Express & Star

Peter Rhodes on a dangerous blimp, avoiding political events and the days when blokes all looked the same

Divided over Trump

Published
Deadly reaction?

"WHEN we divide ourselves by xenophobia . . . when we divide ourselves by hatred, at the end of the day we all lose," declares Jeremy Corbyn, leader of the Labour Party which, 70 years after the Holocaust, still cannot agree on a definition of antisemitism.

OH, what a hoot. After wobbling in the air over Westminster, the Trump blimp showing the president as a crying baby, is to be sent across the Atlantic, thanks to a crowdfunding campaign, to be used in anti-Trump demos over there. The difference is that while Britain and America are both divided over Trump, the Yanks take it rather more seriously; this is, after all, an insult to their elected head of state. They also have access to about 300 million guns. If an American gets so infuriated by the blimp that he shoots somebody, it's suddenly not such a hoot.

DESPITE everything, I'm not convinced Donald Trump is the most despised American of all. For me, that distinction goes to the irritating Californian twerp in the Sunny.com TV adverts, trying to persuade folk to borrow money at 1,291 per cent APR. In the one with the grizzly bear attacking the caravan, don't you just want it to rip his head off?

THE BBC correspondent Justin Rowlatt attended the anti-Trump demo in London and was photographed grinning with a Trump impersonator holding the sign: "Go home." The Beeb says this is fine because "Justin Rowlatt was pictured at this rally in a private capacity." So it would have been equally fine if this had been a Tory rally, a Ukip march, an EDL demo or a "Free Tommy Robinson" gathering? Or is it only fine if it's the right sort of politics? You can be either a reporter with credibility or an activist with credibility, but not both.

I WROTE recently about finding a photograph of my grandfather's regiment taken 100 years ago which only recently appeared on the internet. A reader recalls her sadness at having few photographs of her soldier-grandfather. And then, behold, a family member was flicking though a newly published local-history book and found a photo of her grandad, taken during the General Strike of 1926. Proof again that you never know what's going to turn up online, so don't stop looking.
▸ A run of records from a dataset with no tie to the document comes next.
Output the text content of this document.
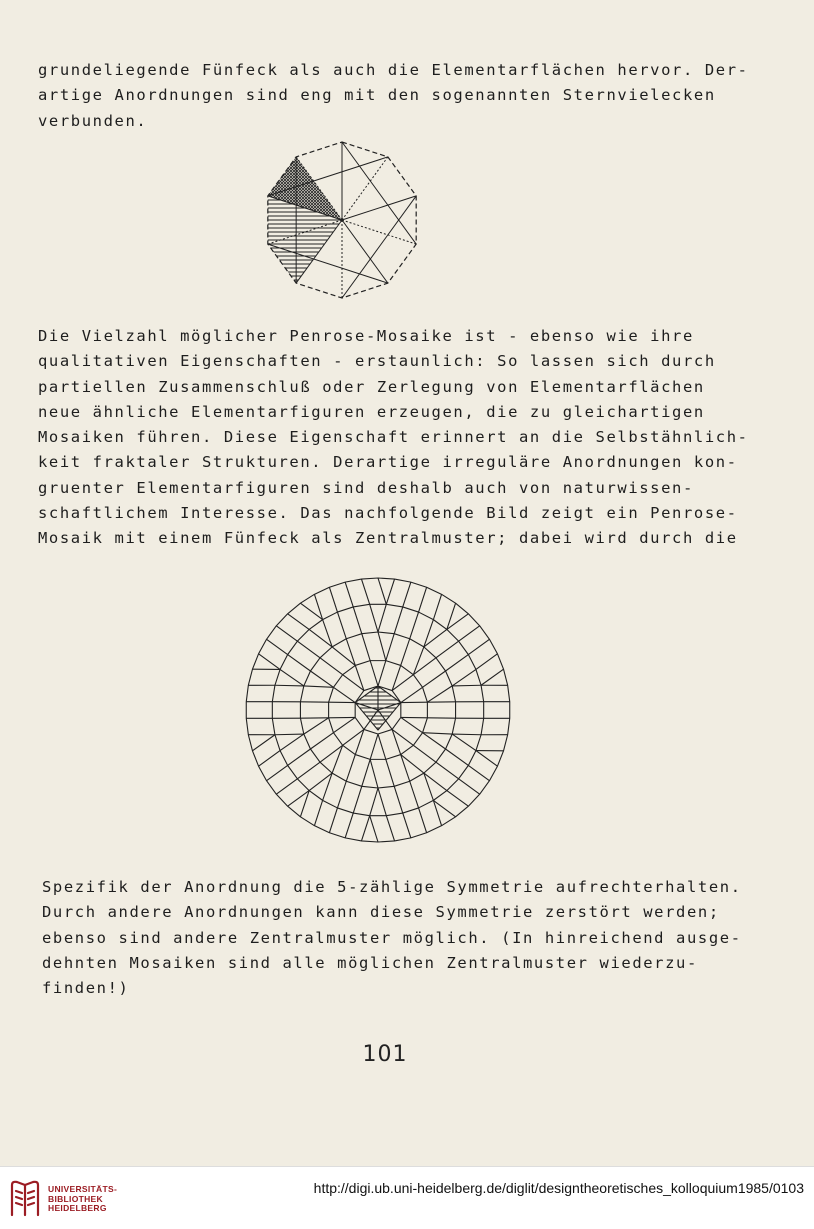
grundeliegende Fünfeck als auch die Elementarflächen hervor. Der-
artige Anordnungen sind eng mit den sogenannten Sternvielecken
verbunden.
Die Vielzahl möglicher Penrose-Mosaike ist - ebenso wie ihre
qualitativen Eigenschaften - erstaunlich: So lassen sich durch
partiellen Zusammenschluß oder Zerlegung von Elementarflächen
neue ähnliche Elementarfiguren erzeugen, die zu gleichartigen
Mosaiken führen. Diese Eigenschaft erinnert an die Selbstähnlich-
keit fraktaler Strukturen. Derartige irreguläre Anordnungen kon-
gruenter Elementarfiguren sind deshalb auch von naturwissen-
schaftlichem Interesse. Das nachfolgende Bild zeigt ein Penrose-
Mosaik mit einem Fünfeck als Zentralmuster; dabei wird durch die
Spezifik der Anordnung die 5-zählige Symmetrie aufrechterhalten.
Durch andere Anordnungen kann diese Symmetrie zerstört werden;
ebenso sind andere Zentralmuster möglich. (In hinreichend ausge-
dehnten Mosaiken sind alle möglichen Zentralmuster wiederzu-
finden!)
101
UNIVERSITÄTS-
BIBLIOTHEK
HEIDELBERG
http://digi.ub.uni-heidelberg.de/diglit/designtheoretisches_kolloquium1985/0103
WHICH reminds me of a photograph used in the "good old days" section of a newspaper showing a bunch of regulars in a bar in the 1930s. A reader got in touch to order a copy because she thought she recognised her grandfather in the picture. Turned out he couldn't be Grandad because he never left Stourbridge and the pub was in Walsall. But she ordered the picture anyway "because it looks so much like him." And so, for that matter, did every other bloke in the bar: overcoat, flat cap, muffler, pint of mild, whippet. In those days, one did not dress to impress.